Michel Fabrizio

Il telefono squilla mentre sono in cucina a frullare ogni tipo di frutta e verdura per Sofia. E’ Giulio Golia che mi vuole informare di una cosa “C’è un pilota di moto, un pilota di superbike, che vorrebbe fare una cosa carina per la Sofi. Si chiama Michel Fabrizio. Non lo conosci? Ma te segui le moto? E’ uno che va forte, chiamalo”.

Attacco il telefono. In quel periodo Sofia aspettava il verdetto del tribunale di Livorno per il diritto o meno al prosieguo delle cure compassionevoli negli Spedali Civili di Brescia. Non smetto di frullare mele e carote. Ci penso su, alle parole di Giulio “vorrebbe fare una cosa carina per la Sofi”. Ci penso e mi viene da commentare che chiunque voglia fare “qualcosa di carino” per mia figlia merita gratitudine, stima e soprattutto di essere richiamato al più presto.

“Pronto Michel Fabrizio? Sono la mamma di Sofia”. Mi risponde una voce giovanissima, pulita e buona come il bucato candido di nonna quando lo stendeva al sole. Mi dice che gli dispiace per la mia bambina. Gli dispiace tanto, così tanto che vorrebbe fare qualcosa. E a questo qualcosa ci ha pensato e ripensato fino a che non gli è venuto in mente che poteva personalizzare il suo casco da corsa con l’immagine stilizzata di Sofia. Magari poi, se a me e Guido non dispiaceva, avrebbe pure potuto indossarlo nelle ultime gare della stagione.

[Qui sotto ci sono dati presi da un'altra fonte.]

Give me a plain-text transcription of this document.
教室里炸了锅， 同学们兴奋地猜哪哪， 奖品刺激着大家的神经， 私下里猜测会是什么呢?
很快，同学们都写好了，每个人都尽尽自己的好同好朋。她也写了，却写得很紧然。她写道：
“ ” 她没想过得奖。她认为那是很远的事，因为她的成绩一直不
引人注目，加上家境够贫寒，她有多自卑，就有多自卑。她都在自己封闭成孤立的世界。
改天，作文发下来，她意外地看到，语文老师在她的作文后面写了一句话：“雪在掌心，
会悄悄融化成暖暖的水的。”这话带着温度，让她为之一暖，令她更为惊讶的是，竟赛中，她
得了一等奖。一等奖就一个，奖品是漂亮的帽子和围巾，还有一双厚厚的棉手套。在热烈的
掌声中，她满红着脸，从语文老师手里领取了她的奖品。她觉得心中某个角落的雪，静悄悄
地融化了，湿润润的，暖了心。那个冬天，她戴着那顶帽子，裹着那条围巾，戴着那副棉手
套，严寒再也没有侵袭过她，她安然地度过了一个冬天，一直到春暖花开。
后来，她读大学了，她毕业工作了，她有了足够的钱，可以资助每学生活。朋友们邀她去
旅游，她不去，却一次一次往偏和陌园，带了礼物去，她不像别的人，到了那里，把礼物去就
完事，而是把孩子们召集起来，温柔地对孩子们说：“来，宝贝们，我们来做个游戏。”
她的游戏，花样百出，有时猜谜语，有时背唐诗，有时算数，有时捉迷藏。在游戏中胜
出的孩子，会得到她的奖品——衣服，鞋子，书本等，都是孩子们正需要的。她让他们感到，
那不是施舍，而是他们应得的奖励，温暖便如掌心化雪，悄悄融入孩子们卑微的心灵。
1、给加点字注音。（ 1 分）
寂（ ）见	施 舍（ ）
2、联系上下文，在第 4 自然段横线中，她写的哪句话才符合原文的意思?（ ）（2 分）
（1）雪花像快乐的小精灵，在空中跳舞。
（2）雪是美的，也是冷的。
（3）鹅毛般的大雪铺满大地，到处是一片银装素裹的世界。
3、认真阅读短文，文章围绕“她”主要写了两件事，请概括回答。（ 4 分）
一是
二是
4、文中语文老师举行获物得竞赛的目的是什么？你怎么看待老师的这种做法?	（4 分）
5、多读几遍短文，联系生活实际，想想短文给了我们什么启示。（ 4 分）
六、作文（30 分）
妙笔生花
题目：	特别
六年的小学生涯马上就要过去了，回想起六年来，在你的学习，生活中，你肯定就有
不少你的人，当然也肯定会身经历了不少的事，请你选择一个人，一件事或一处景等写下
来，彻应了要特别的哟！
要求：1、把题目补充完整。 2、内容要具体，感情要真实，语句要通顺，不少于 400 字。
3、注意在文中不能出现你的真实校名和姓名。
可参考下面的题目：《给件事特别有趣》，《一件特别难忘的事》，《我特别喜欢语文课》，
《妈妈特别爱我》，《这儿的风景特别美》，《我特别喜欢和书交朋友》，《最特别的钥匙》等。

Neppure questo però gli era sembrato abbastanza. Aveva pensato anche a farne realizzare quattro di questi caschi: il primo, il più importante, l’avrebbe indossato per correre. E quello sarebbe stato di Sofia, sarebbe venuto apposta a Firenze da Roma per consegnarglielo. Gli altri tre li avrebbe messi all’asta, e l’incasso lo avrebbe devoluto a Sofia, a o a chiunque avessimo desiderato.

Ascoltavo le sue parole limpide, senza dubbi né macchie, come la sua voce. Le frasi semplici e corte ad esprimere concetti che non potevano essere diversi da com’erano: certezza nei confronti del diritto alla vita e alla dignità di un malato piccolo come Sofia, così piccolo e così malato da non potersi neanche difendere a parole, contro l’orrore della malattia (e della sanità assenteista che in quel periodo tentava pure di ostacolare la continuità terapeutica alle cure compassionevoli per nostra figlia).

Attaccai e corsi a chiamare Guido. Gli dissi vai a vedere online chi è Michel Fabrizio perché ci ho appena parlato e ho scoperto che vuole fare “una cosa carina per Sofia”… sulla schermata appaiono valanghe di foto e notizie dal mondo del motociclismo. Ha ragione Giulio, Michel è uno che va forte. Lo guardiamo in volto: Michel è uguale alla sua voce, è pulito, senza macchia. E’ giovane, trent’anni appena, ha già una moglie, Deborah, e due bambini, Nicolas e Micol.

Un mese dopo sono tutti e quattro a casa nostra, a Firenze. Gli offriamo un ghiacciolo, ricambiano con un casco magnifico che riporta il fumetto di Sofia e la scritta “Hope and fight for your future”.
Ecco, Michel e Deborah sono rimasti a fianco di Sofia e di tutti gli altri bambini malati, in questi mesi di lotta e in quelli a venire. Sperando e combattendo per il futuro.